"It was like 'Concrete Jungle' and 'Burnin' and Lootin',' very, some people say, heavy, but the way they put it together didn't feel heavy," Marvin continues. "It was like 'Wow, this is cool, let me dance' and then after you dance you go 'Oh, that's pretty hip lyrics too.' And then you're sucked in before you know it."
Marley might have realized the potency of his messages, which may have been what prompted him to want The Wailers to continue even after his passing.
"It was his request, funny enough, for us to stay together," says Marvin. "It's like a relay race. I got a bat and I'm gonna pass it to you guys. You pass it to somebody else."
To this day, Marvin remembers a focused, disciplined musician even though they only worked together for four years before Marley died in 1981.

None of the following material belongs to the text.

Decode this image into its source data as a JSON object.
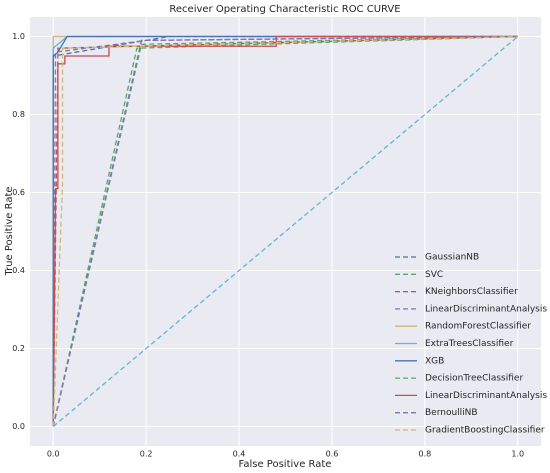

"He was on a mission," adds Marvin. "He wanted to bring people together through his music."
Although Marley has been elevated to iconic status since his death, Marvin says that was not his intention.
"I don't think he was striving to be popular," explains Marvin. "It was more to share. Share whatever he felt was good to make people smile and dance and laugh and think about themselves inwardly as well, not just outwardly."
Marvin also realizes that Marley's lyrics and messages weren't just significant to the time period in which they were written.
"We are actually living the reality of a lot of the things he talked about. Like 'War,' America's at war," points out Marvin. Marley borrowed the lyrics to 'War' from a speech Haile Selassie I (aka Ras Tafari) gave to the United Nations.
"I think the time has come for a big peace movement, which is what Bob started then, 'movement of Jah people,' the One Love Peace Concert in Jamaica," says Marvin. "9/11 was a wake up call for everyone on the planet and now we've gotta learn from that."
"Cultures should work together and share knowledge," says Marvin, "rather than 'tearing each other's throats out.'"
"In the long run, it's gonna be beneficial to everyone to just chill out," he adds.